How to test rest APIs
What needs to be tested in API and generic test cases for API testing
What is an API?
An API or Application Programming Interface is a set of routines, protocols, and programming instructions for accessing a web-based software application.
What is a REST API?
REST stands for Representational State Transfer. Representational state transfer is a software architectural style that defines a set of constraints to be used for creating Web services. Web services that conform to the REST architectural style, called RESTful Web services, provide interoperability between computer systems on the Internet. (Source: Wikipedia)
Why to test API?
According to Mike Cohn’s famous Test Pyramid, API tests lies at the service level (integration), which suggests that around 20% or more of our tests should focus on API testing
Commonly there are mainly 4 methods involve in API testing
- GET- The GET method is used to extract information from the given server using a given URI i.e read-only
- POST- A POST request is used to create a new entity
- PUT- Used to update or replace an existing entity.
- DELETE- Removes the data
But the question arises what exactly needs to be verified in API Testing?
1. API requirements
- Understand the flow of the API endpoints. Why these are being created? For what purpose? Where is the response being used? Is it used in FE?
- Make sure the documentation has enough information about
a) Status code
b) Schema
c) An example (Optional)
Note: This step will be the entry criteria for API testing.
2. HTTP status code
After the requirement analysis, it's time to verify the HTTP status code.
There are five values for the first digit:
- 1xx (Informational): Request received, continuing process.
- 2xx (Successful): This class of status codes indicates the action requested by the client was received, understood, and accepted
- 3xx (Redirection): This class of status code indicates the client must take additional action to complete the request.
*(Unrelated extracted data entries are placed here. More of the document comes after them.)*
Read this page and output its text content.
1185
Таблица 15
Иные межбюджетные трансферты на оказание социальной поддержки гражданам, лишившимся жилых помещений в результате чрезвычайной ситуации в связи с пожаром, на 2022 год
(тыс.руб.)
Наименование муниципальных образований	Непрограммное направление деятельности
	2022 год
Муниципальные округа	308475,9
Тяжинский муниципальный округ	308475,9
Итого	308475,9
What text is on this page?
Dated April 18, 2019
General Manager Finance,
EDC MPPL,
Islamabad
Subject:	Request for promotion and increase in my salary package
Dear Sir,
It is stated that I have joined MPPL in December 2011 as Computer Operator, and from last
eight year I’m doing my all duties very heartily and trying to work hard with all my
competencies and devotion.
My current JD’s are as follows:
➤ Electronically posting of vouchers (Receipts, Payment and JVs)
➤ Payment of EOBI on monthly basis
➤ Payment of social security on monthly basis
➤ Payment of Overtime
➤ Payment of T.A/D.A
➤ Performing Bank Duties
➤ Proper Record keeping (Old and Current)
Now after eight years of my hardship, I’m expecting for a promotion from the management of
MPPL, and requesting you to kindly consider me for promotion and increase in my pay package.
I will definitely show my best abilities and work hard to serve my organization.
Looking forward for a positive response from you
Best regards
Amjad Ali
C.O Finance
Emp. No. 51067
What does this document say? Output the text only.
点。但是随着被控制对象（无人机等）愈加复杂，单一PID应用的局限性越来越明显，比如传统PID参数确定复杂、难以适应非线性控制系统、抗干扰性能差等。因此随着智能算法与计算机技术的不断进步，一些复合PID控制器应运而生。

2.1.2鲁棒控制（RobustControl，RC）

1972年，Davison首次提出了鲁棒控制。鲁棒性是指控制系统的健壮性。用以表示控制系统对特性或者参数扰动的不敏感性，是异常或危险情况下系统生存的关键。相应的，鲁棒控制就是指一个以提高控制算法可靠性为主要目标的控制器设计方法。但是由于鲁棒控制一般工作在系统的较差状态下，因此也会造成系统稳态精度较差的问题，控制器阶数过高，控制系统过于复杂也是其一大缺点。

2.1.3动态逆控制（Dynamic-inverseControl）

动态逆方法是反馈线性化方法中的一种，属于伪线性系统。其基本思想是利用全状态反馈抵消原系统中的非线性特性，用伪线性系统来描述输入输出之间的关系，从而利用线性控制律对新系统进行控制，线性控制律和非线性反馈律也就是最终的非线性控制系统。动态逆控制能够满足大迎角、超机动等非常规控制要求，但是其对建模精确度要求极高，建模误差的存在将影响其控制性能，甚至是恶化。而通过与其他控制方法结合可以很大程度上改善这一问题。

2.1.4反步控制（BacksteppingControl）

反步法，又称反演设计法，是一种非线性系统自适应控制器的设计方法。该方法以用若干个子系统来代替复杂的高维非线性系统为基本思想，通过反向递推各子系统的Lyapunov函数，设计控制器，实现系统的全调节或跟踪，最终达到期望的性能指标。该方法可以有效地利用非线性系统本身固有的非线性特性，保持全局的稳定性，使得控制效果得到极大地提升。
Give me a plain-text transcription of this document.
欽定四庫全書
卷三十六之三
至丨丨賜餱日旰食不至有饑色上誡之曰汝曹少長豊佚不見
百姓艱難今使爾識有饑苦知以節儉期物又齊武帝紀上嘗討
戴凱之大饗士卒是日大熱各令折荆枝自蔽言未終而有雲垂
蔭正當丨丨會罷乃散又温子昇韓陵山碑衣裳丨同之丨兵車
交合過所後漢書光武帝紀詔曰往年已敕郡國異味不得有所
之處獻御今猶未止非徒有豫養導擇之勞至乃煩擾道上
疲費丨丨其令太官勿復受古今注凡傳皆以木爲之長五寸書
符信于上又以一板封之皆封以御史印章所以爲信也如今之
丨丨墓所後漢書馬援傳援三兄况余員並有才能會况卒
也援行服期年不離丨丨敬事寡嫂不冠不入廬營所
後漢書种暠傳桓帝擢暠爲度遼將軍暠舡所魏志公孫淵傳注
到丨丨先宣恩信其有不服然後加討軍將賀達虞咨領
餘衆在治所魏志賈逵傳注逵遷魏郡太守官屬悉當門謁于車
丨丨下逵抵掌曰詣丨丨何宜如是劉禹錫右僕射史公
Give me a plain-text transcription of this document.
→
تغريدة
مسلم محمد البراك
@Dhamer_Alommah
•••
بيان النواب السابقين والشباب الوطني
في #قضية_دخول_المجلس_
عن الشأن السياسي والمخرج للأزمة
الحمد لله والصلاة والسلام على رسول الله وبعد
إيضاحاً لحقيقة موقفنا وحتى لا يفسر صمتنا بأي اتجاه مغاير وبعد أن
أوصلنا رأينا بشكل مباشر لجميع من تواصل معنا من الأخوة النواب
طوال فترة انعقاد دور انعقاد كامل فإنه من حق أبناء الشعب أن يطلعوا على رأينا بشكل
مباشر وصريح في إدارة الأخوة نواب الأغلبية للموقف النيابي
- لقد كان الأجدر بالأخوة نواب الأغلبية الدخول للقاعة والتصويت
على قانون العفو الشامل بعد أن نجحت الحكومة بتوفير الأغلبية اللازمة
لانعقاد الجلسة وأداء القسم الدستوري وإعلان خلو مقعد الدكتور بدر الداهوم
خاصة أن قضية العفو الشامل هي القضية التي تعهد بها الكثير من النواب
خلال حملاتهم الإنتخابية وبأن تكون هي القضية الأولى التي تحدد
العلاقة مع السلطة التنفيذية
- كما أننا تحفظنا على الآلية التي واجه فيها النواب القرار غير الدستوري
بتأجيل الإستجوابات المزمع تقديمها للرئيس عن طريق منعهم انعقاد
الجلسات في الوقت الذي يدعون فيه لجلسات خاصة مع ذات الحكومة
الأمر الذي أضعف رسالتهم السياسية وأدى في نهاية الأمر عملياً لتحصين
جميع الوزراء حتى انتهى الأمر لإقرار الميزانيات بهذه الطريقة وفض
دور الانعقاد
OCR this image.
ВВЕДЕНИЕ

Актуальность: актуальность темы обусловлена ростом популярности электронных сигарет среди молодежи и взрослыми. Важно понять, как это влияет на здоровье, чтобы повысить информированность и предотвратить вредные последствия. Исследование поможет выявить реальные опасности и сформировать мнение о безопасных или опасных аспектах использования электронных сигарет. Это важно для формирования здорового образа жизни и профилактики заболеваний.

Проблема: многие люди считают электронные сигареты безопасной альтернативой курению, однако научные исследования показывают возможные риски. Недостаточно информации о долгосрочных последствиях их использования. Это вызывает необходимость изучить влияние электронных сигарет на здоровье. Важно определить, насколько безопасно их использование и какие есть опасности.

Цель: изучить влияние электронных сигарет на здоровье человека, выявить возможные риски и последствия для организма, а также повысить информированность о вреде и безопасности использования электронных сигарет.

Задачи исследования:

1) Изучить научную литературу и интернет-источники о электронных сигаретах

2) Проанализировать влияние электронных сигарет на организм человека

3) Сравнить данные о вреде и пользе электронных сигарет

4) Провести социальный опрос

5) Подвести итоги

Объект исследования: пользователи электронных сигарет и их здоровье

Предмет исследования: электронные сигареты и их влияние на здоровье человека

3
Many of these status codes are used in URL redirection
- 4xx (Client Error): Error caused by the client The request contains the wrong syntax or cannot be fulfilled
- 5xx (Server Error): The server failed to fulfill a request
Source: Wikipedia
3. Schema
Verify the schema in which the response is returned, is in compliance with the schema mentioned in the API documentation.
4. Response time
The response time depends upon the payload. You should measure it against the SLA.
5. Response
You also need to validate the response being returned. e.g if the response of a GET endpoint is to return names starting with ’N’ , make sure all the names returned in the response are stating with “N”.
Common Types of API Testing
- API Response time
- Response Data according to the mentioned schema
- The response should be verified on the basis of the provided input.
- Verification of the API whether it triggers some other event or request another API
- URI and URL parameters combination
Generic test scenarios for the APIs:
- Verify the API returns 200 with all the valid parameters
- Verify the API returns 400 when user sends invalid parameters
- Verify the API returns 500 when the server is down or not responding
- Verify the API returns 405 with invalid request type
- Verify the API when user sends all required parameters
- Verify the API when user sends all parameters
- Verify the API when user sends invalid parameter {A}
- Verify the API when user don’t send any parameter
- Verify the API when user sends invalid parameter {B}
- Verify the end point sequence if any i.e
1) POST a request to add values > GET a request to view the values added by the POST request
2) POST a request to add values > PUT a request to amend values > GET a request to view the updated values
3) POST a request to add values > DELETE request to delete the values > GET a request to view the empty response
- Perform the negative testing on URI or URL parameter e.g if the parameter is accepting names and API document states it should be alphabets then the test scenario can be
Verify the API returns 400 when the user sends numerics in “name” parameter - If the API response is being used in the FE, you should design test cases that verify the API’s utilization.